13. Il résulte de ce qui a été dit ci-dessus, et notamment des considérations de fait mentionnées au point 6, que M. C, qui déclare être entré sur le territoire français à la fin de l’année 2021, ne justifie d’aucun lien d’une intensité particulière avec la France. En outre, il ressort des pièces du dossier qu’il a été condamné par le tribunal correctionnel de Toulouse le 31 janvier 2025 à une peine de huit mois d’emprisonnement pour des faits de détention non autorisée d’armé, munition ou leurs éléments de catégorie B ainsi que pour offre ou cession non autorisée de stupéfiants et détention non autorités de stupéfiants. Dans ces conditions, nonobstant l’absence de précédente mesure d’éloignement, le moyen tiré de ce que la décision est entachée d’une erreur d’appréciation doit être écarté.
14. Il résulte de tout ce qui précède que M. C n’est pas fondé à demander l’annulation de l’arrêté du l’arrêté du 5 juin 2025 par lequel le préfet de la Haute-Garonne l’a obligé à quitter le territoire français sans délai, a fixé le pays de renvoi et l’a interdit de retour pour une durée de trois ans. Il y a lieu de rejeter, par voie de conséquence, les conclusions tendant à l’application des dispositions des articles L. 761-1 du code de justice administrative et 37 de la loi du 10 juillet 1991 relative à l’aide juridique et tendant à la mise à la charge de l’Etat le paiement des entiers dépens.
D E C I D E :
Article 1er : M. C est admis au bénéfice de l’aide juridictionnelle provisoire.
Article 2 : Le surplus des conclusions de la requête de M. C est rejeté.

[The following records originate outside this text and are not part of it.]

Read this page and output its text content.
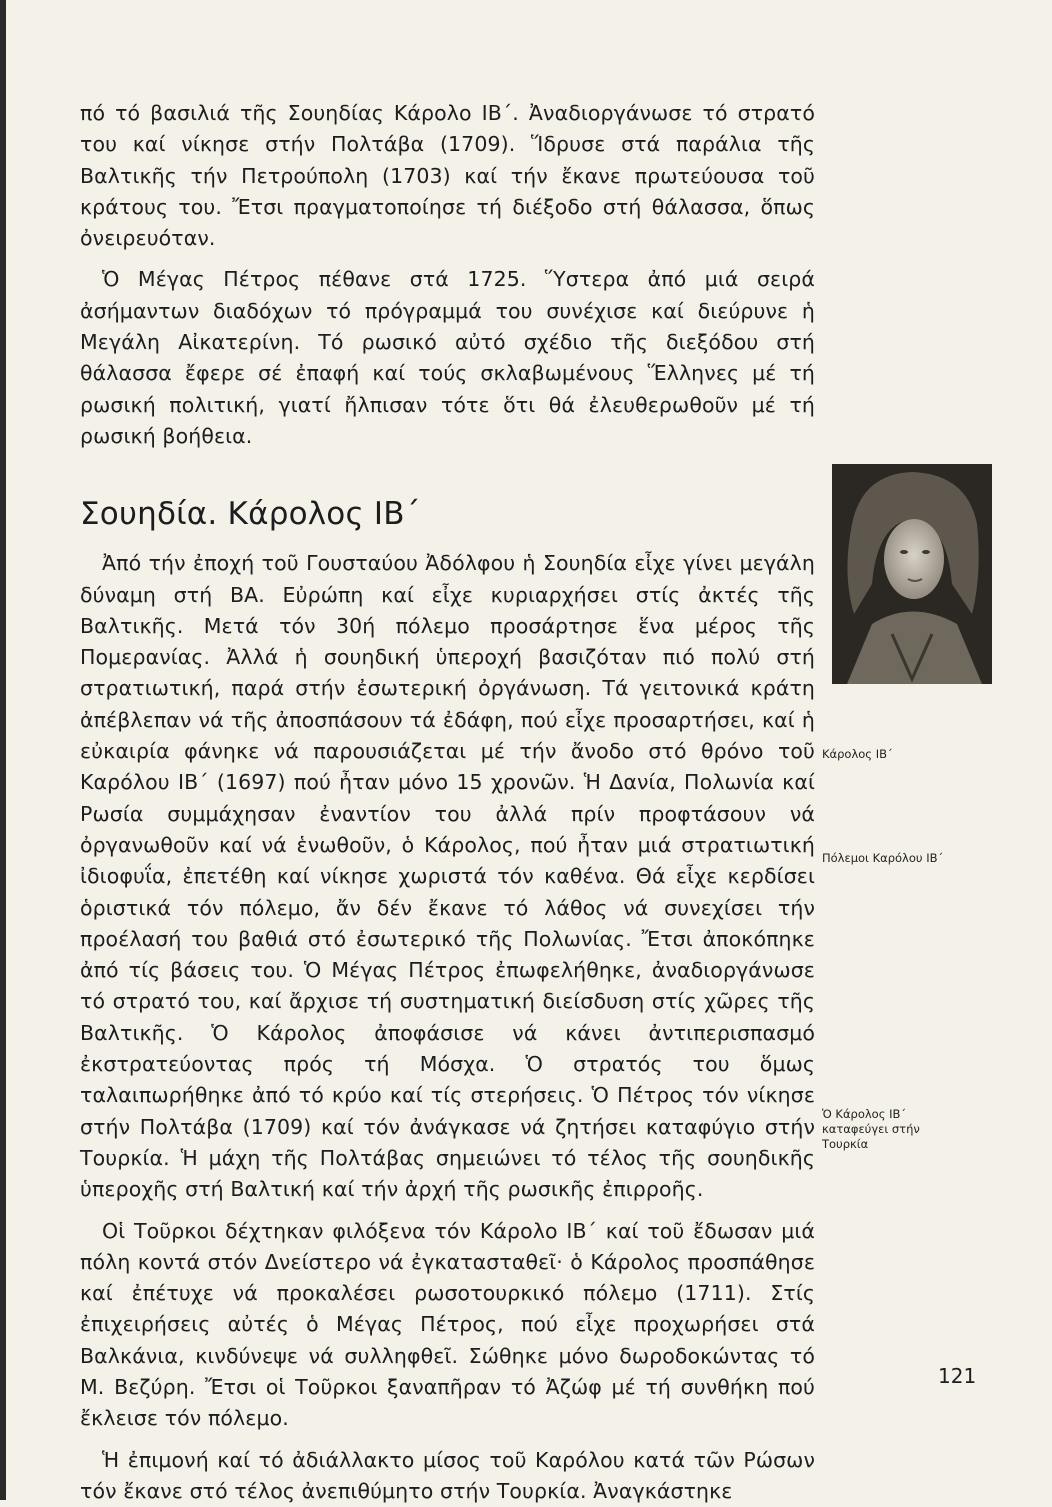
πό τό βασιλιά τῆς Σουηδίας Κάρολο ΙΒ΄. Ἀναδιοργάνωσε τό στρατό του καί νίκησε στήν Πολτάβα (1709). Ἵδρυσε στά παράλια τῆς Βαλτικῆς τήν Πετρούπολη (1703) καί τήν ἔκανε πρωτεύουσα τοῦ κράτους του. Ἔτσι πραγματοποίησε τή διέξοδο στή θάλασσα, ὅπως ὀνειρευόταν.

Ὁ Μέγας Πέτρος πέθανε στά 1725. Ὕστερα ἀπό μιά σειρά ἀσήμαντων διαδόχων τό πρόγραμμά του συνέχισε καί διεύρυνε ἡ Μεγάλη Αἰκατερίνη. Τό ρωσικό αὐτό σχέδιο τῆς διεξόδου στή θάλασσα ἔφερε σέ ἐπαφή καί τούς σκλαβωμένους Ἕλληνες μέ τή ρωσική πολιτική, γιατί ἤλπισαν τότε ὅτι θά ἐλευθερωθοῦν μέ τή ρωσική βοήθεια.

Σουηδία. Κάρολος ΙΒ΄

Ἀπό τήν ἐποχή τοῦ Γουσταύου Ἀδόλφου ἡ Σουηδία εἶχε γίνει μεγάλη δύναμη στή ΒΑ. Εὐρώπη καί εἶχε κυριαρχήσει στίς ἀκτές τῆς Βαλτικῆς. Μετά τόν 30ή πόλεμο προσάρτησε ἕνα μέρος τῆς Πομερανίας. Ἀλλά ἡ σουηδική ὑπεροχή βασιζόταν πιό πολύ στή στρατιωτική, παρά στήν ἐσωτερική ὀργάνωση. Τά γειτονικά κράτη ἀπέβλεπαν νά τῆς ἀποσπάσουν τά ἐδάφη, πού εἶχε προσαρτήσει, καί ἡ εὐκαιρία φάνηκε νά παρουσιάζεται μέ τήν ἄνοδο στό θρόνο τοῦ Καρόλου ΙΒ΄ (1697) πού ἦταν μόνο 15 χρονῶν. Ἡ Δανία, Πολωνία καί Ρωσία συμμάχησαν ἐναντίον του ἀλλά πρίν προφτάσουν νά ὀργανωθοῦν καί νά ἑνωθοῦν, ὁ Κάρολος, πού ἦταν μιά στρατιωτική ἰδιοφυΐα, ἐπετέθη καί νίκησε χωριστά τόν καθένα. Θά εἶχε κερδίσει ὁριστικά τόν πόλεμο, ἄν δέν ἔκανε τό λάθος νά συνεχίσει τήν προέλασή του βαθιά στό ἐσωτερικό τῆς Πολωνίας. Ἔτσι ἀποκόπηκε ἀπό τίς βάσεις του. Ὁ Μέγας Πέτρος ἐπωφελήθηκε, ἀναδιοργάνωσε τό στρατό του, καί ἄρχισε τή συστηματική διείσδυση στίς χῶρες τῆς Βαλτικῆς. Ὁ Κάρολος ἀποφάσισε νά κάνει ἀντιπερισπασμό ἐκστρατεύοντας πρός τή Μόσχα. Ὁ στρατός του ὅμως ταλαιπωρήθηκε ἀπό τό κρύο καί τίς στερήσεις. Ὁ Πέτρος τόν νίκησε στήν Πολτάβα (1709) καί τόν ἀνάγκασε νά ζητήσει καταφύγιο στήν Τουρκία. Ἡ μάχη τῆς Πολτάβας σημειώνει τό τέλος τῆς σουηδικῆς ὑπεροχῆς στή Βαλτική καί τήν ἀρχή τῆς ρωσικῆς ἐπιρροῆς.

Οἱ Τοῦρκοι δέχτηκαν φιλόξενα τόν Κάρολο ΙΒ΄ καί τοῦ ἔδωσαν μιά πόλη κοντά στόν Δνείστερο νά ἐγκατασταθεῖ· ὁ Κάρολος προσπάθησε καί ἐπέτυχε νά προκαλέσει ρωσοτουρκικό πόλεμο (1711). Στίς ἐπιχειρήσεις αὐτές ὁ Μέγας Πέτρος, πού εἶχε προχωρήσει στά Βαλκάνια, κινδύνεψε νά συλληφθεῖ. Σώθηκε μόνο δωροδοκώντας τό Μ. Βεζύρη. Ἔτσι οἱ Τοῦρκοι ξαναπῆραν τό Ἀζώφ μέ τή συνθήκη πού ἔκλεισε τόν πόλεμο.

Ἡ ἐπιμονή καί τό ἀδιάλλακτο μίσος τοῦ Καρόλου κατά τῶν Ρώσων τόν ἔκανε στό τέλος ἀνεπιθύμητο στήν Τουρκία. Ἀναγκάστηκε

Κάρολος ΙΒ΄
Πόλεμοι Καρόλου ΙΒ΄
Ὁ Κάρολος ΙΒ΄ καταφεύγει στήν Τουρκία
121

Article 3 : Le présent jugement sera notifié à M. E C, à Me Msika et au préfet de la Haute-Garonne.
Rendu public par mise à disposition au greffe le 12 juin 2025.
La magistrate désignée,
L. CUNY
La greffière,
V. BRIDET
La République mande et ordonne au préfet de la Haute-Garonne en ce qui le concerne ou à tous commissaires de justice à ce requis en ce qui concerne les voies de droit commun contre les parties privées, de pourvoir à l’exécution de la présente décision.